Nicholas Rossi: Rape suspect accused of faking his own death can be extradited to the US, court rules

A Scottish court has ruled a suspected rapist who apparently faked his own death can be sent back to the United States to face serious sex charges.

Nicholas Rossi, who claims he is an Irish orphan named Arthur Knight, has been at the center of a long-running extradition battle in Edinburgh.

American law enforcement officials claim he is a fugitive who fled to the UK to evade justice.

An international game of hide and seek ended when Rossi, 35, was tracked down via an Interpol red notice while unconscious in a COVID hospital ward in Glasgow in 2021.

He was arrested after his tattoos and fingerprints matched National Crime Agency documents.

Last November, a Scottish court ruled he was the suspect American authorities have been attempting to track down.

Rossi has deliberately delayed extradition proceedings by claiming it is a case of mistaken identity.
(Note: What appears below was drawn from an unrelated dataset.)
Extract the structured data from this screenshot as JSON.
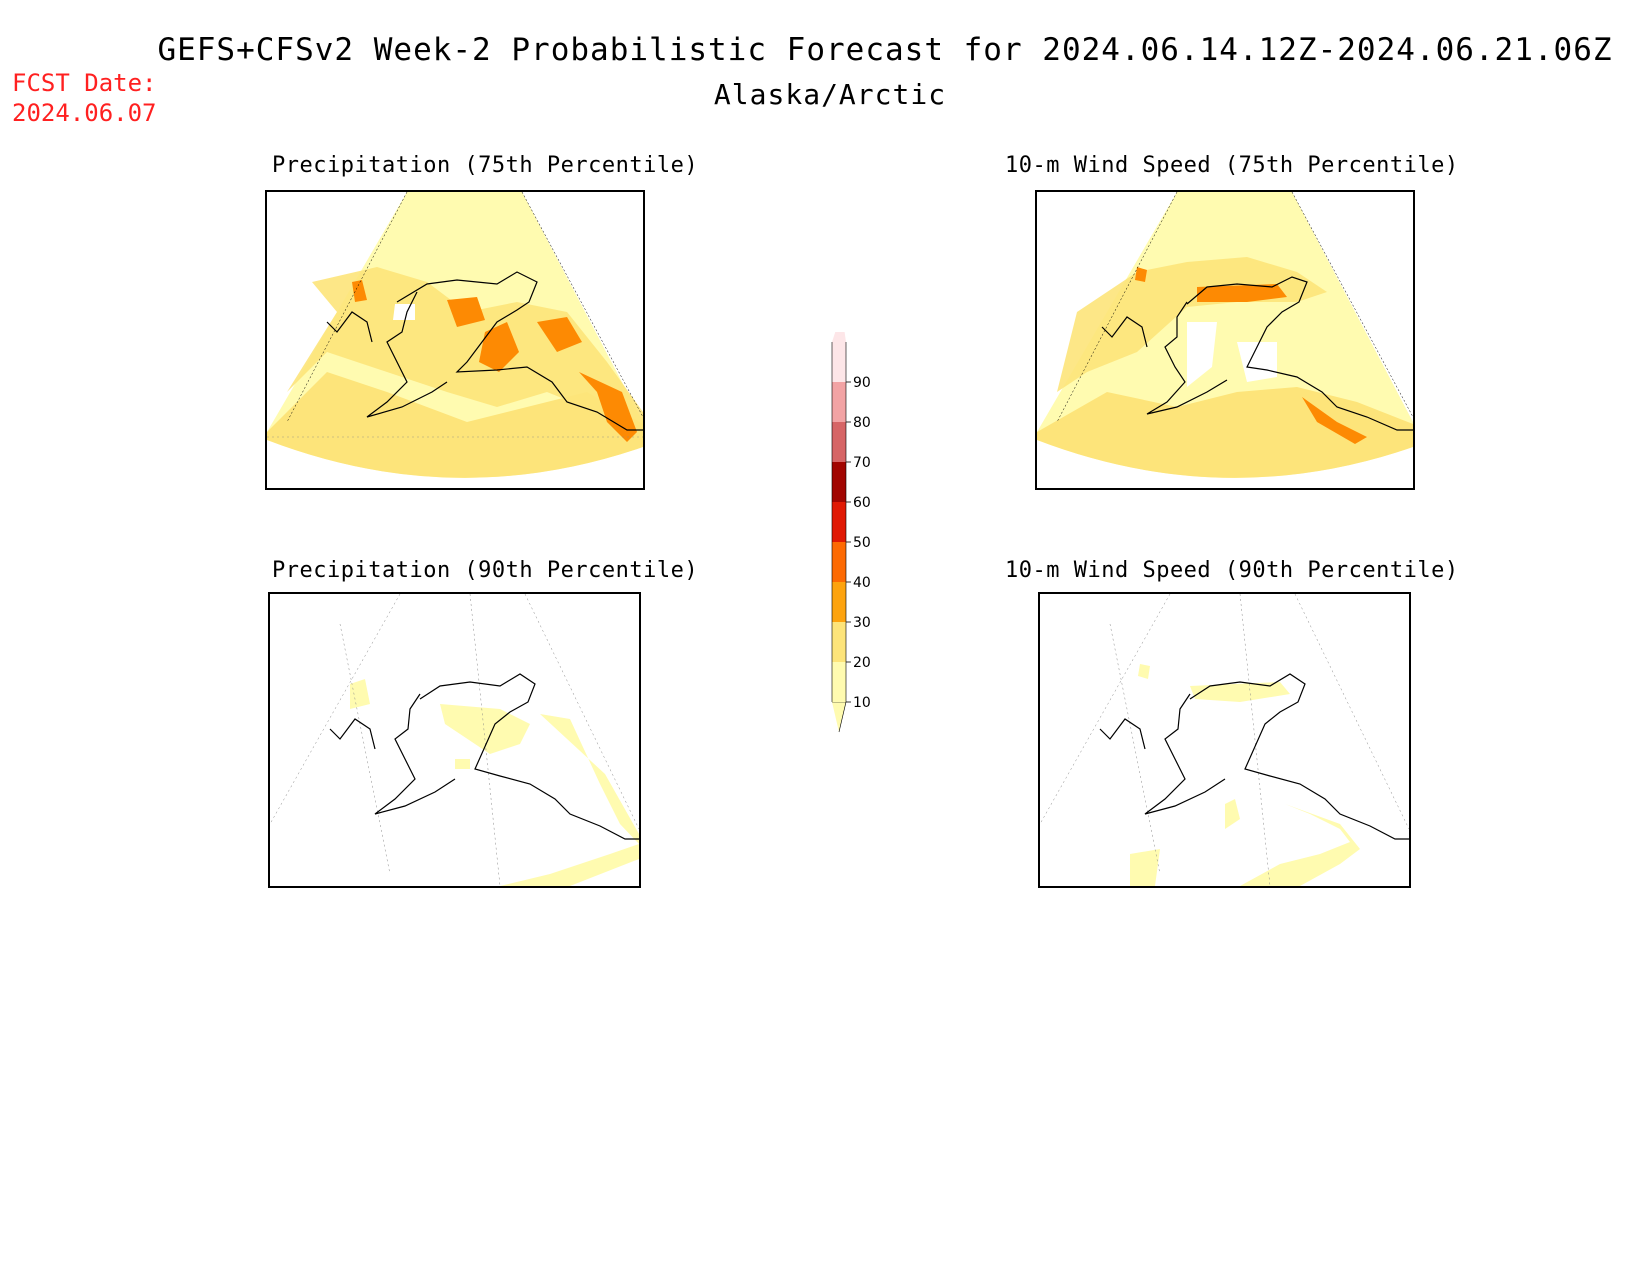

His legal fees, running into the tens of thousands, are being paid for by the taxpayer.

Rossi’s series of lurid suggestions that tattoos were planted on his body while in a coma for coronavirus were previously branded “scandalous” by a Scottish sheriff.
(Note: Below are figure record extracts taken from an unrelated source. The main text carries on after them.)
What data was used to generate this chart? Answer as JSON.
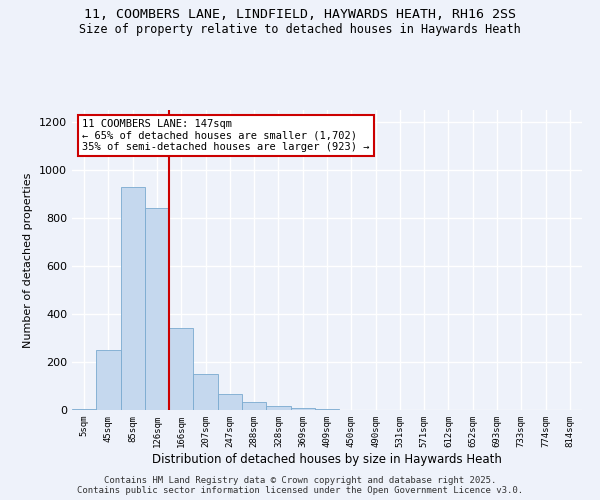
{
  "title_line1": "11, COOMBERS LANE, LINDFIELD, HAYWARDS HEATH, RH16 2SS",
  "title_line2": "Size of property relative to detached houses in Haywards Heath",
  "xlabel": "Distribution of detached houses by size in Haywards Heath",
  "ylabel": "Number of detached properties",
  "bar_color": "#c5d8ee",
  "bar_edge_color": "#7aaad0",
  "bin_labels": [
    "5sqm",
    "45sqm",
    "85sqm",
    "126sqm",
    "166sqm",
    "207sqm",
    "247sqm",
    "288sqm",
    "328sqm",
    "369sqm",
    "409sqm",
    "450sqm",
    "490sqm",
    "531sqm",
    "571sqm",
    "612sqm",
    "652sqm",
    "693sqm",
    "733sqm",
    "774sqm",
    "814sqm"
  ],
  "bar_values": [
    5,
    248,
    930,
    840,
    340,
    148,
    65,
    35,
    15,
    8,
    5,
    0,
    0,
    2,
    0,
    0,
    0,
    0,
    2,
    0,
    0
  ],
  "ylim": [
    0,
    1250
  ],
  "yticks": [
    0,
    200,
    400,
    600,
    800,
    1000,
    1200
  ],
  "vline_x_index": 3.5,
  "vline_color": "#cc0000",
  "annotation_text": "11 COOMBERS LANE: 147sqm\n← 65% of detached houses are smaller (1,702)\n35% of semi-detached houses are larger (923) →",
  "annotation_box_color": "#ffffff",
  "annotation_box_edge": "#cc0000",
  "footer_text": "Contains HM Land Registry data © Crown copyright and database right 2025.\nContains public sector information licensed under the Open Government Licence v3.0.",
  "background_color": "#eef2fa",
  "grid_color": "#ffffff",
  "title_fontsize": 9.5,
  "subtitle_fontsize": 8.5,
  "xlabel_fontsize": 8.5,
  "ylabel_fontsize": 8,
  "tick_fontsize": 8,
  "annotation_fontsize": 7.5,
  "footer_fontsize": 6.5
}
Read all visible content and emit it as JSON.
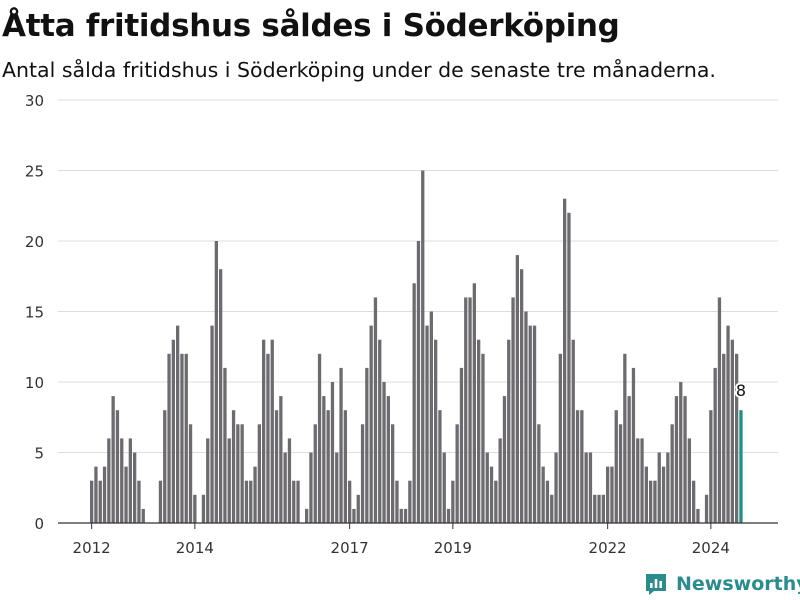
{
  "title": "Åtta fritidshus såldes i Söderköping",
  "subtitle": "Antal sålda fritidshus i Söderköping under de senaste tre månaderna.",
  "brand": {
    "name": "Newsworthy",
    "color": "#2a8c8c",
    "icon": "newsworthy-logo-icon"
  },
  "colors": {
    "bar": "#6d6b70",
    "highlight": "#1a9188",
    "grid": "#dddddd",
    "axis": "#333333"
  },
  "chart_data": {
    "type": "bar",
    "title": "Åtta fritidshus såldes i Söderköping",
    "subtitle": "Antal sålda fritidshus i Söderköping under de senaste tre månaderna.",
    "xlabel": "",
    "ylabel": "",
    "ylim": [
      0,
      30
    ],
    "yticks": [
      0,
      5,
      10,
      15,
      20,
      25,
      30
    ],
    "xticks": [
      "2012",
      "2014",
      "2017",
      "2019",
      "2022",
      "2024"
    ],
    "grid": true,
    "start_month": "2012-01",
    "frequency": "monthly",
    "values": [
      3,
      4,
      3,
      4,
      6,
      9,
      8,
      6,
      4,
      6,
      5,
      3,
      1,
      0,
      0,
      0,
      3,
      8,
      12,
      13,
      14,
      12,
      12,
      7,
      2,
      0,
      2,
      6,
      14,
      20,
      18,
      11,
      6,
      8,
      7,
      7,
      3,
      3,
      4,
      7,
      13,
      12,
      13,
      8,
      9,
      5,
      6,
      3,
      3,
      0,
      1,
      5,
      7,
      12,
      9,
      8,
      10,
      5,
      11,
      8,
      3,
      1,
      2,
      7,
      11,
      14,
      16,
      13,
      10,
      9,
      7,
      3,
      1,
      1,
      3,
      17,
      20,
      25,
      14,
      15,
      13,
      8,
      5,
      1,
      3,
      7,
      11,
      16,
      16,
      17,
      13,
      12,
      5,
      4,
      3,
      6,
      9,
      13,
      16,
      19,
      18,
      15,
      14,
      14,
      7,
      4,
      3,
      2,
      5,
      12,
      23,
      22,
      13,
      8,
      8,
      5,
      5,
      2,
      2,
      2,
      4,
      4,
      8,
      7,
      12,
      9,
      11,
      6,
      6,
      4,
      3,
      3,
      5,
      4,
      5,
      7,
      9,
      10,
      9,
      6,
      3,
      1,
      0,
      2,
      8,
      11,
      16,
      12,
      14,
      13,
      12,
      8
    ],
    "highlight": {
      "label": "8",
      "value": 8
    }
  }
}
He also claimed UK and US officials were colluding to stitch him up.

In court, it was suggested Rossi “voluntarily” attended court by videolink “, but in an outburst, he claimed he had been brought before the camera by “physical force”, calling the sheriff “a disgrace to justice”.

Sheriff Norman McFadyen told Edinburgh Sheriff Court: “I conclude that extradition would be compatible with the Convention rights within the meaning of the Human Rights Act 1998.

“It follows that I must send the case of the requested person Nicholas Rossi to the Scottish ministers for their decision whether he is to be extradited.”